An adequate supply of quality fodder during the lean period of November-December and May-June can be ensured by preserving the green fodder as silage. Non-legume kharif fodder, such as maize, sorghum, bajra, hybrid napier and guinea grass, rich in sugar and carbohydrates and low in protein possess excellent qualities to be conserved as silage.
Experts say that tractor drawn or self-propelled forage harvesters collect and chop the plant material, and deposit it in a trolley. “For maize, harvest begins when the plant moisture is at a suitable level, ideally a few days before it ripens. Harvest the crop for silage when nutrient contents are at their peak and it has enough dry matter. A crop with 30-35% dry matter makes quality silage. The proper time for harvesting maize crop for ensiling is flowering to milk stage," the department suggested.
Dr Jaswinder Singh Brar, agriculture development officer (ADO), Moga, inspecting the harvester and the silage making process at the farm of a progressive farmer Makhan Singh at Chrik village, said that to make silage, the size of the silo-trench depends upon the number of animals, period for which to be conserved and availability of green fodder.

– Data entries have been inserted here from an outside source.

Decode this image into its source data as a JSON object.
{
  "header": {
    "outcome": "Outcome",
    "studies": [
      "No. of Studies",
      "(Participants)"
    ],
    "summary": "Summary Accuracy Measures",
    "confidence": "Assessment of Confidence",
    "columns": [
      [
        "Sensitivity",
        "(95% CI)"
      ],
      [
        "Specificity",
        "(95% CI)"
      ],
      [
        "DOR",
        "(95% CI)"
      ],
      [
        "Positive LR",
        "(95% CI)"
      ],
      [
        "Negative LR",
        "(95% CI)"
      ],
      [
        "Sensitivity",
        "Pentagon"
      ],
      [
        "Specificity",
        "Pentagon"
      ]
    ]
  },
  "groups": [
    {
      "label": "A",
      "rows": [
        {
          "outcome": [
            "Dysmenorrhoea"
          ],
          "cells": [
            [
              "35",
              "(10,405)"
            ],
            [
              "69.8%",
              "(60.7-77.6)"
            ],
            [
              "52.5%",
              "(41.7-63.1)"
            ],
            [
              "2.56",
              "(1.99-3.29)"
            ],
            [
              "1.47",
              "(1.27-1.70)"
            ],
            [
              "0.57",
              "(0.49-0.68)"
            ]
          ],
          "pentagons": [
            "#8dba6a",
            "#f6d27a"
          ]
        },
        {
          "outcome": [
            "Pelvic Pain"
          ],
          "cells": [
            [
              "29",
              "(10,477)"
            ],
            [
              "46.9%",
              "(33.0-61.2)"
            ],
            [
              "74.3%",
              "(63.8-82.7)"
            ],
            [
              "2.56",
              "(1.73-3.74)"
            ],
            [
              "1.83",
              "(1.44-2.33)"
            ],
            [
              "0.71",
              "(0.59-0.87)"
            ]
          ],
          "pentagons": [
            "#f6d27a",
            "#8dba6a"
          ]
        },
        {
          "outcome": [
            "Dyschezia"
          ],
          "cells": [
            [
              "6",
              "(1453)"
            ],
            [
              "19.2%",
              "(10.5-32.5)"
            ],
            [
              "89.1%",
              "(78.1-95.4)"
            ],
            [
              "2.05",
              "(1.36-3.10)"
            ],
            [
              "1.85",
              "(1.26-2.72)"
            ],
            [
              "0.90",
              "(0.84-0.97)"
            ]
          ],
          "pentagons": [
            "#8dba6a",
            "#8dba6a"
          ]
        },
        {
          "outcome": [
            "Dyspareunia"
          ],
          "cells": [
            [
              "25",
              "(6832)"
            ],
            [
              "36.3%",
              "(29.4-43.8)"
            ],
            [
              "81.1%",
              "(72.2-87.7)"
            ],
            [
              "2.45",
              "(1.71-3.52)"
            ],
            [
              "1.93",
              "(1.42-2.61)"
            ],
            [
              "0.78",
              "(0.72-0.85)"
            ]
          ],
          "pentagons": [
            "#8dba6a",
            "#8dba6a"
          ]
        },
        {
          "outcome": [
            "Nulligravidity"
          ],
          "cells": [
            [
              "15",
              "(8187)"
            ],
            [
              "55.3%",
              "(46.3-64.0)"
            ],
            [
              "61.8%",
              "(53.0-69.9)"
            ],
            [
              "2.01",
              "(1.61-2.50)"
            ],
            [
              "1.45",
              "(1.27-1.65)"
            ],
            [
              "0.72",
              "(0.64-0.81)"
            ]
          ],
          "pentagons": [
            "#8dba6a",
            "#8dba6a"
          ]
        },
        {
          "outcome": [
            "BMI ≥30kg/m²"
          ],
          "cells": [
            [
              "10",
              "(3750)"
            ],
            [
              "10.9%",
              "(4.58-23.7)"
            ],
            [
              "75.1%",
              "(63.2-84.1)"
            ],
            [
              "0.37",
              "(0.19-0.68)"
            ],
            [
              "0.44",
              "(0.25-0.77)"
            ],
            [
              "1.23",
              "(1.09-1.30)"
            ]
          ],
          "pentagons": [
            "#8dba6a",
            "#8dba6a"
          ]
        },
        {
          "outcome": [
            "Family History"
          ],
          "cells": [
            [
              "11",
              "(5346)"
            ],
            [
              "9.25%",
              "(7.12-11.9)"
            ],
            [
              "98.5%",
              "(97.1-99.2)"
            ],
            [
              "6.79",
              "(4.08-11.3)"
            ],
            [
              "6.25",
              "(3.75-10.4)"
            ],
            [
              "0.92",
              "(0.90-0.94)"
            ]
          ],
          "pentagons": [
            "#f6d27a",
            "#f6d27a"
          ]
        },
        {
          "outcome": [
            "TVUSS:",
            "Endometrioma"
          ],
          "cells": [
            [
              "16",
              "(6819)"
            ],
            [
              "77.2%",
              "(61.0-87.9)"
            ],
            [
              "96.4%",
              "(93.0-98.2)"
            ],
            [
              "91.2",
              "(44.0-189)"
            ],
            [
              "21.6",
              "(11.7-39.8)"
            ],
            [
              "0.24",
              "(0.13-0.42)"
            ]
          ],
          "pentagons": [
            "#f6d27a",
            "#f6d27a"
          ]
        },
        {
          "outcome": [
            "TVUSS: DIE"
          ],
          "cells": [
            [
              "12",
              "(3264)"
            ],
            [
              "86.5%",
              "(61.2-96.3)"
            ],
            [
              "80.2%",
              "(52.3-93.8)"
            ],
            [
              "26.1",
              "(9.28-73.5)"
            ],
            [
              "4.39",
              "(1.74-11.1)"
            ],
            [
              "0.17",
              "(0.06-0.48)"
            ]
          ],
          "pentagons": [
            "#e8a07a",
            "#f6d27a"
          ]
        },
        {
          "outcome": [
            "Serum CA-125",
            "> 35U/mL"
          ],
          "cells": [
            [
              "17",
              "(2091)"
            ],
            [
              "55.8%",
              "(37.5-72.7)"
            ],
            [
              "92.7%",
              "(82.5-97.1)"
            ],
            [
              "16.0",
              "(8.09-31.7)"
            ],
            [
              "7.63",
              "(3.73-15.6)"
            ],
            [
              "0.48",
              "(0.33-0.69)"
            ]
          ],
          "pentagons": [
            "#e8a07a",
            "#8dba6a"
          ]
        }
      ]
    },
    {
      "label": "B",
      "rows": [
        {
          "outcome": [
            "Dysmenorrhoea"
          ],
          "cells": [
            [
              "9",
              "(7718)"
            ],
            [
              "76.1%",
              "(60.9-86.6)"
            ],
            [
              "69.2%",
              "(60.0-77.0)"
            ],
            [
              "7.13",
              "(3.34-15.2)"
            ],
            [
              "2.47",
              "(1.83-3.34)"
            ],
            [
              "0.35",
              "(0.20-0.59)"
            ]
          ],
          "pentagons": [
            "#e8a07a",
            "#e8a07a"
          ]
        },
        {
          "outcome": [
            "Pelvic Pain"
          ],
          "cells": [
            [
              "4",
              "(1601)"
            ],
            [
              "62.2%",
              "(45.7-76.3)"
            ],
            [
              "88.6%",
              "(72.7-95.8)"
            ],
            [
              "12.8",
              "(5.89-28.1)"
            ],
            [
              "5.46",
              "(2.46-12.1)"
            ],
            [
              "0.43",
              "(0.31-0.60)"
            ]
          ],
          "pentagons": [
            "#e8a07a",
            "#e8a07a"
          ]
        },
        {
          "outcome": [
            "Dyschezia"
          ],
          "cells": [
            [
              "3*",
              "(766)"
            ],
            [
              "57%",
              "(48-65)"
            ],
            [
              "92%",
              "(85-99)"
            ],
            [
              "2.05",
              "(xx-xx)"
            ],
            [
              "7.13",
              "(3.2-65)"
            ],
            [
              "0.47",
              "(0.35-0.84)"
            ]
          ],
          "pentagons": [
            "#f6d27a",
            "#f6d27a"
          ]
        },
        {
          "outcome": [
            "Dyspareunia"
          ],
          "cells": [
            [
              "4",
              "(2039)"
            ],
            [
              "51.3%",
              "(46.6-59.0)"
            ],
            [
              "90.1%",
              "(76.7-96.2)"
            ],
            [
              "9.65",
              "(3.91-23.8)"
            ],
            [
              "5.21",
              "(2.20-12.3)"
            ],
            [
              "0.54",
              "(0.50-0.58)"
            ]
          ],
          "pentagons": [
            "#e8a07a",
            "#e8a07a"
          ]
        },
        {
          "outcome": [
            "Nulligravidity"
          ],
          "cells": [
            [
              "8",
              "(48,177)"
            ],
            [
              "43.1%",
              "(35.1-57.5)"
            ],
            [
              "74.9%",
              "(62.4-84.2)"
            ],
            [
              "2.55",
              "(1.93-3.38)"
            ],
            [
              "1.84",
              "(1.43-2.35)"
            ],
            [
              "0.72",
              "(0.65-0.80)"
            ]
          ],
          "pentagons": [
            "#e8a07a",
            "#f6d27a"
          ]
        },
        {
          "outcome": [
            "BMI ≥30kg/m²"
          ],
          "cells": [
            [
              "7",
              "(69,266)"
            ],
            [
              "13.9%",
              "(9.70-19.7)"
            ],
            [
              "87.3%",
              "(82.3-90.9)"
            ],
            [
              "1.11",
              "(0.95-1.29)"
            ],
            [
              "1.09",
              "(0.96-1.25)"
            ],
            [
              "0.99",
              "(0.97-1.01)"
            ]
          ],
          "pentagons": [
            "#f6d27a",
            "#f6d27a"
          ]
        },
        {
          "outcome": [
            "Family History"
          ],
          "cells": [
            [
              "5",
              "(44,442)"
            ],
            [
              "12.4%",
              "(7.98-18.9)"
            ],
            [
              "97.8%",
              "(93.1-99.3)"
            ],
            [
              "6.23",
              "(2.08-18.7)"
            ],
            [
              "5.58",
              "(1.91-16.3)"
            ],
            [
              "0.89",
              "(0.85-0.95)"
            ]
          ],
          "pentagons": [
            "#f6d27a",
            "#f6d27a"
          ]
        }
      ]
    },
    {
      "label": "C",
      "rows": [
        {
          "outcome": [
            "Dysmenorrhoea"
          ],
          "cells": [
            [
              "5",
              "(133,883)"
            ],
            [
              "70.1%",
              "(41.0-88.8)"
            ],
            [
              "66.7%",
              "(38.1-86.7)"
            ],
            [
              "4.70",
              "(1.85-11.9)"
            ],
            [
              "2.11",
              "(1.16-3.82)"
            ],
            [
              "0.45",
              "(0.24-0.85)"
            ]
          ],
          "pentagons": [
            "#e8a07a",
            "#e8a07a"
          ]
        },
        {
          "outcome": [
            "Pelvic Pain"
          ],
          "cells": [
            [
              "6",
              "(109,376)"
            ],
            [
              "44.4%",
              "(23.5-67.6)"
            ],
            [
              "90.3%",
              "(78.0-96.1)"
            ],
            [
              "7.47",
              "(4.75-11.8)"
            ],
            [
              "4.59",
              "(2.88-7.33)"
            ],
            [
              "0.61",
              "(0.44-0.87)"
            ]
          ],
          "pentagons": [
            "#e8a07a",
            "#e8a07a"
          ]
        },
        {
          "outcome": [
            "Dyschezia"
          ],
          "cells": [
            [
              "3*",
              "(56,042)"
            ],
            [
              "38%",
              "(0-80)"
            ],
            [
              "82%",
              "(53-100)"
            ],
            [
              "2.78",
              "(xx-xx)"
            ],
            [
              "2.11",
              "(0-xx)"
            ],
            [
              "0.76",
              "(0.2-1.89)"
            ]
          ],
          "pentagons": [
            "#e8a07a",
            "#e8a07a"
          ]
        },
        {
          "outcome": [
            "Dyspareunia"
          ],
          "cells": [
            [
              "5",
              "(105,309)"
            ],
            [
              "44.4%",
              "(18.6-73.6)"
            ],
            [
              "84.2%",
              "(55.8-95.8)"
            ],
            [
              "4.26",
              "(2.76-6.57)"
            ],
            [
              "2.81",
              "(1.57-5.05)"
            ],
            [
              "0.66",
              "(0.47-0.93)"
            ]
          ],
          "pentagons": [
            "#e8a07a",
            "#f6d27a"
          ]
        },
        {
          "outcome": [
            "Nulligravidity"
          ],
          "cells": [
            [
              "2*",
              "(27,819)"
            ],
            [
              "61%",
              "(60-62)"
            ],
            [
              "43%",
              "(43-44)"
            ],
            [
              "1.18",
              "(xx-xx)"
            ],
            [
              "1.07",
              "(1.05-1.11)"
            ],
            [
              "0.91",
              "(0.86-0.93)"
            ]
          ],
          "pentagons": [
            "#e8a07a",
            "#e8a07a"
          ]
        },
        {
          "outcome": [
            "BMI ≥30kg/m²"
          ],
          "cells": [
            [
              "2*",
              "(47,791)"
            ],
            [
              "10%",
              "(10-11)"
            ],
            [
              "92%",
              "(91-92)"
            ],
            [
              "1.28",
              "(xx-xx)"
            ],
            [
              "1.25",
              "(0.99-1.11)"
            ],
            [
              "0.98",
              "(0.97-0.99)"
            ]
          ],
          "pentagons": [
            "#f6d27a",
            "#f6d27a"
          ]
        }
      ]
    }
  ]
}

"On an average, in one cubic metre space 5 to 6 quintals of chopped green fodder can be packed in a 10-metre long 3-metre wide and 1.5-metre deep trench, about 350-400 quintals of chopped green fodder can be packed. The depth of trench always be kept at 1.5 to 2 meter. It should be on a high level spot near the animal shed," said the agriculture development officer.
He said, "Tractor-drawn forage harvesters chop the harvested crop to 5 to 8 cm pieces and pack them into the silo trench. Chopped crop is pressed in the trench thoroughly with a tractor or bullock and raised to 1 metre above the ground level, to create proper anaerobic conditions to make quality silage.
"Every half a metre thick layer of chaffed fodder should be regularly pressed into the trench.
Cover the fodder with 10-15 cm thick layer of kadbi or wheat bhusa. Put mud on it and finally mud-plaster. See that the silo-trench is completely airtight. Silage will be ready within 45 days. Open the silo-pit from one end only and take out the daily requirement of the feed. The remaining silage, if kept covered, stays good till used," Brar added.